Sonia Furstenau launched her economic platform as part of her leadership campaign for the B.C. Green Party in Vancouver on Feb. 28.
Furstenau, MLA for the Cowichan Valley, held her economic platform launch alongside scientist and environmental activist David Suzuki.
She said the province is at a crucial moment in history where change is necessary, and with the right strategy, B.C. has the ability to be the most resilient, innovative economy in the world.
“We need to create an economic environment that supports smart risk-takers and creative problem solvers,” Furstenau said.
“To accomplish this, we must invest in our greatest resource: the people of B.C. Healthy citizens who can afford to live in their communities are the foundation of tomorrow’s resilient, innovative economy.”
Furstenau said this needs to start by updating how a healthy economy is measured.
She said the Liberals and the NDP continue to tout GDP growth, while B.C.’s affordability crisis makes headlines around the world.
“They subsidize divisive fossil fuel investments while investors increasingly sound the alarm about the need to centre climate change in our economic plans,” Furstenau said.
“This shows an astonishing lack of vision. British Columbians deserve a far smarter, more hopeful plan for their future. I’m running for leader of the B.C. Green Party because I know B.C. is just scratching the surface of our potential. It’s time to move past these outdated ways of thinking and embrace change.”
Furstenau said she would adopt health and well being budgets with genuine progress indicators focused on economic, health, social and environmental factors, and require provincial ministries to justify spending in accordance with progress on these indicators.
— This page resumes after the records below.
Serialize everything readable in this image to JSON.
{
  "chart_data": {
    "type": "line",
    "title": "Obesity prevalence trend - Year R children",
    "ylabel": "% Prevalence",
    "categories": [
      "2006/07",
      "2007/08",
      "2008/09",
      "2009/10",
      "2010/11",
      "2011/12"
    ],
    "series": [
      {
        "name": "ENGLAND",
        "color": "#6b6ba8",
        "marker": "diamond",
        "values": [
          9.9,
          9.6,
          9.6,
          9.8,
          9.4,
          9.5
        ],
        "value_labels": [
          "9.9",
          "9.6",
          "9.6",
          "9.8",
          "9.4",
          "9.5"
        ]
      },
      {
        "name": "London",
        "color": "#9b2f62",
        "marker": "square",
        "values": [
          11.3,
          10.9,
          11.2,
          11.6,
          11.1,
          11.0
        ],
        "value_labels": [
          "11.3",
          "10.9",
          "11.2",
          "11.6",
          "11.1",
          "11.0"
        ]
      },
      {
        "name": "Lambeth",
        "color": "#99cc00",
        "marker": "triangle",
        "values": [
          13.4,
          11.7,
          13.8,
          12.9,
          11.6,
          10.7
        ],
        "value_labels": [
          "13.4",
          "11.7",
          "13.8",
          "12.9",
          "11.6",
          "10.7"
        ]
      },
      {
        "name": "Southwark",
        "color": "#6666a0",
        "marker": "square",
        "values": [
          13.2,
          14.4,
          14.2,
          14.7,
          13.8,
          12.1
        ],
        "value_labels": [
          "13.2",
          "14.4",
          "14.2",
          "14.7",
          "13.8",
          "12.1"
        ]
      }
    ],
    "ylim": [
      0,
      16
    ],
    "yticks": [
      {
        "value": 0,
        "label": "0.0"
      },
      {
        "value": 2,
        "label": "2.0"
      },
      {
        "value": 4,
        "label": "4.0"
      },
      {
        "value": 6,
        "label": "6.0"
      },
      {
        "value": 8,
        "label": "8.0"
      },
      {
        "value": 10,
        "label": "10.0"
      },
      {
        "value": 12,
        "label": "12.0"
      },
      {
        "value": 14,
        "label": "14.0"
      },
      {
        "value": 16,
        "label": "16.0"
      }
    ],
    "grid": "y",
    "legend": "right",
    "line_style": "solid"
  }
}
She said she would scale up social program funding, with her priority programs including universal early childhood education and child care; public and post-secondary education; programs to achieve universal livable wages, such as a guaranteed livable income; demand and supply-side affordable housing measures; and mental health care.
“In consultation with business, labour and experts, I would introduce a comprehensive suite of policies to improve work-life balance and health and well being for workers, such as a shorter work week and modernized labour laws for independent contract workers,” Furstenau said.